The greatest inventor of sliced bread was the Iowa inventor, Otto Rohwedder. Starting in the year 1912 he began working on a machine that would be able to slice bread in order to sell it in sliced form to the public. The problem was not slicing the bread: a problem he was quickly able to master. The problem came in finding a way to keep the bread fresh.
Once bread is sliced it begins to age far more rapidly than when kept as a whole loaf. Rohwedder quickly understood than in order to make a viable bread slicing machine he would have to be able to find a method of wrapping the bread along with the slicing to keep it as fresh as possible. This is the problem that would take years to figure out.
A solution came in 1928 with the assistance of Marion Francis Bench of the Chillicothe Baking Company. Together the two found a solution to the wrapping problem and were able to start producing pre-sliced bread to sell to the public.
Unbeknown to most of us until 2003, an article was published in the Chillicothe Constitution-Tribune touting the new invention at the time. On the 7th of July, 1928, this headline was splashed across the Constitution-Tribune: “Sliced Bread is Made Here.
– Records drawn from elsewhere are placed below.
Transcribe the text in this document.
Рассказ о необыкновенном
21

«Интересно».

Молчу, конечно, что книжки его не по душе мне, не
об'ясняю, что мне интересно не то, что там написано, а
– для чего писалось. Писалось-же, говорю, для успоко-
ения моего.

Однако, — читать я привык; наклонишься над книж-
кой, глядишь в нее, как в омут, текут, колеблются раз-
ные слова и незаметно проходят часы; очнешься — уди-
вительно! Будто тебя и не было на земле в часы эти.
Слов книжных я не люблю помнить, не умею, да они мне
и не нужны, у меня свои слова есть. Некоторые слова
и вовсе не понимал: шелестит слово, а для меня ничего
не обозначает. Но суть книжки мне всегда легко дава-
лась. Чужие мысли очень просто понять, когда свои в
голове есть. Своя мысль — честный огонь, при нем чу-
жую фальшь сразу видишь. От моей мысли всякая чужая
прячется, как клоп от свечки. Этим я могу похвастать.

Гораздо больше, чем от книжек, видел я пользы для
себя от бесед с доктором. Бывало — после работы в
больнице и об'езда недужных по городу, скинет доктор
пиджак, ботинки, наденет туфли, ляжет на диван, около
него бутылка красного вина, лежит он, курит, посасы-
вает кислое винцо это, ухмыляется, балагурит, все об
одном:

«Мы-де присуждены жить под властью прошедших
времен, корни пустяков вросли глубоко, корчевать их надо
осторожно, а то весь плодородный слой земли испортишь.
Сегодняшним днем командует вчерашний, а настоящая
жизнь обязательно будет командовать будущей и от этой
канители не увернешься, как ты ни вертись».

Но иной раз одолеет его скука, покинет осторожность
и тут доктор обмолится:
Chillicothe Baking Co., the First Bakers in the World to Sell This Product to the Public.”
This is the earliest known reference to the commercial availability of sliced bread. Forgotten for decades, it was rediscovered in 2001 by reporter Catherine Stortz Ripley, while working on a history book of the area. Even still it did not make the mainstream media until 2003, when news of sliced bread’s invention here in Chillicothe, Missouri made headlines once again, this time with a far wider audience.
After the device was developed by Rohwedder and Bench, a company in St. Louis picked up on the idea and began producing not only the slicing machines as well as selling sliced bread. From here it would continue to spread.
Today it is almost impossible to think of bread without thinking of sliced bread. It has changed the way that we look at bread. Few inventions in the history of the world, particularly in recent times, have so fundamentally changed the way we look at such a basic product.
Bread is one of the first inventions if not the first invention of civilized man, and it is understandable why we should look at such an invention as sliced bread as such a powerful innovation. It will take many a year before such a powerfully innovative product will come into existence again.